01 marca 2011

Zachary Breaux - Groovin'

Wczoraj sięgnąłem na półkę po zupełnie inną płytę. Po jej wysłuchaniu i sporządzeniu notatek, które miały posłużyć do napisania dzisiejszego tekstu słowa zapisane w notatniku okazały się dziwnie znajome. Tak jest, kiedy wraca się do pozycji całkiem niedawno opisywanej. Słowa układają się same w podobne sekwencje. Pierwszą wczorajszą płytą było Blue Soul w wykonaniu sekstetu Blue Mitchella. Opis tej płyty znajdziecie tutaj:


Wieczór był długi, więc czasu wystarczyło na jeszcze jedną płytę – koncert zespołu Zacharego Breaux zarejestrowany w londyńskim klubie Ronniego Scotta. Dzisiejszy bohater nie jest może najznamienitszym gitarzystą czerpiącym z muzycznych doświadczeń Wesa Montgomery i George’a Bensona, jednak ta jedna jego płyta jest z pewnością warta uwagi. Pozostałe, które znam cierpią tak jak wiele rozrywkowych pozycji soul – jazzowych na przerost studyjnej produkcji nad muzyką. Mam tu na myśli zarówno wpływ producentów, jak i techniki nagraniowej na finalne brzmienie zarejestrowane na płycie.

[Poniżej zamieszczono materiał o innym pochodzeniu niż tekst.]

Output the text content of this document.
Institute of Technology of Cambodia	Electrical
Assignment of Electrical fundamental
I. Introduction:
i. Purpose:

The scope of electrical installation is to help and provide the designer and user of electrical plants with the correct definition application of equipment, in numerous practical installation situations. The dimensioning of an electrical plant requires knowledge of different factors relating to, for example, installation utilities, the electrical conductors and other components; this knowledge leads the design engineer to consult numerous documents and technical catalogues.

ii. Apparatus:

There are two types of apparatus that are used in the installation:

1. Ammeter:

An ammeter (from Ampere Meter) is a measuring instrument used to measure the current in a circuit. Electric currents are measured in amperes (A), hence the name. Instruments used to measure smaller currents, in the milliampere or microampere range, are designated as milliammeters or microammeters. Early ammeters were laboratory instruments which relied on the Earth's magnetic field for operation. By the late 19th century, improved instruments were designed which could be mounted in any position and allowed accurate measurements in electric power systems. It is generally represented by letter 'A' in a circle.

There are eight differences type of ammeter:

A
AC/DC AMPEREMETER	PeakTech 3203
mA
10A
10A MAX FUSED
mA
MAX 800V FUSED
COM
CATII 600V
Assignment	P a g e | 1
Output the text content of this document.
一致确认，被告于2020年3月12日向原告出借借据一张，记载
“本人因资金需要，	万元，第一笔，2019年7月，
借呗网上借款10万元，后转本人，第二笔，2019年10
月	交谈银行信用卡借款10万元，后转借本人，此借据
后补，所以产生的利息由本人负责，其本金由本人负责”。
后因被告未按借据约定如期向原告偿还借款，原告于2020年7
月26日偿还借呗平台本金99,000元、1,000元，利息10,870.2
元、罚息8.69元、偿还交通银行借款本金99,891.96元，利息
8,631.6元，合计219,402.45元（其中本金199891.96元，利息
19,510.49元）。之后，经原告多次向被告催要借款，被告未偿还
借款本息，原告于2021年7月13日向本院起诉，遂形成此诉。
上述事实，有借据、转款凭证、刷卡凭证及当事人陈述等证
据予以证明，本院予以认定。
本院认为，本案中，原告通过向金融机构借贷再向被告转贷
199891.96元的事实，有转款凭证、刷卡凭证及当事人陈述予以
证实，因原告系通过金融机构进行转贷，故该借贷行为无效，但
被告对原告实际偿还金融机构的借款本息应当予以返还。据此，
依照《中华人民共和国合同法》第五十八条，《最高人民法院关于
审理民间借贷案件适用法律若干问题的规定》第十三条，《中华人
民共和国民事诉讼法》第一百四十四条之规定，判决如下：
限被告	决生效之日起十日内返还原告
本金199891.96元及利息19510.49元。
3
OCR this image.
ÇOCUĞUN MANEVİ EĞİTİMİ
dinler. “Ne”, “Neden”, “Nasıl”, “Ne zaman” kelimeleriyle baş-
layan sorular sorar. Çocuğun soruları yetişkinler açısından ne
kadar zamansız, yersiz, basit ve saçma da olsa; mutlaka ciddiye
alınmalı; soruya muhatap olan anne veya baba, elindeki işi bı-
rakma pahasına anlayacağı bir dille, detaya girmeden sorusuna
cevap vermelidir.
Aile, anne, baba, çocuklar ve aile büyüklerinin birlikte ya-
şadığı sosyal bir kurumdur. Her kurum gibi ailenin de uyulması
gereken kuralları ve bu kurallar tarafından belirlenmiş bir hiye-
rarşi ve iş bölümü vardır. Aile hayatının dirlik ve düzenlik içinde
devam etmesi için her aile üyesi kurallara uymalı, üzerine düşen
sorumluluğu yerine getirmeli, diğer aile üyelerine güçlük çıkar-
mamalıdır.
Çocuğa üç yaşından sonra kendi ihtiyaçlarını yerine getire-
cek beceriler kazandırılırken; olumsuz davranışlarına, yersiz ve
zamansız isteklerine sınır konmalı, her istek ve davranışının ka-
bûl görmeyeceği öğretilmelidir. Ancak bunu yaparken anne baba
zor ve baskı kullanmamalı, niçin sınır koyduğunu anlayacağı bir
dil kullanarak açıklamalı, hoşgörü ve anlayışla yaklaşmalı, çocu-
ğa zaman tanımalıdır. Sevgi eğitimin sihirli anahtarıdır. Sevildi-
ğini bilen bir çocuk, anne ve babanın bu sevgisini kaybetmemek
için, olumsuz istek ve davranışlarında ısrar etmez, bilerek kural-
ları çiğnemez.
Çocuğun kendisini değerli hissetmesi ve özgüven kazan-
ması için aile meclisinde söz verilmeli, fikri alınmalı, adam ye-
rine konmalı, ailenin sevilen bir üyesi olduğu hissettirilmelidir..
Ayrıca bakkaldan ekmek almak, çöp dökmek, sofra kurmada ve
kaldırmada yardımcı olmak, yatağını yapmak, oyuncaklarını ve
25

Dzisiejsze nagranie to mieszanka kompozycji własnych gitarzysty z wypróbowanymi gitarowymi standardami. Na płycie znajdziemy więc Coming Home Baby Bena Tuckera – niegdyś gitarzysty basowego Jimmy Smitha, grywany często między innymi przez Jamaaladeena Tacumę. Jest również Impressions Johna Coltrane’a – chyba najczęściej grywany przez jazzowych gitarzystów standard, znajdujący swoje miejsce w różnych gitarowych stylach, poczynając od akustycznych wykonań Bireli Lagrene i Kevina Eubanks, poprzez Pata Martino i Wesa Montgomery, aż do technicznych wyczynów Stanleya Jordana. Mamy też kompozycję Tito Puente – Picadillo. Jest też smooth jazzowy standard Where Is The Love niedawno nagrany przez Stanleya Clarke.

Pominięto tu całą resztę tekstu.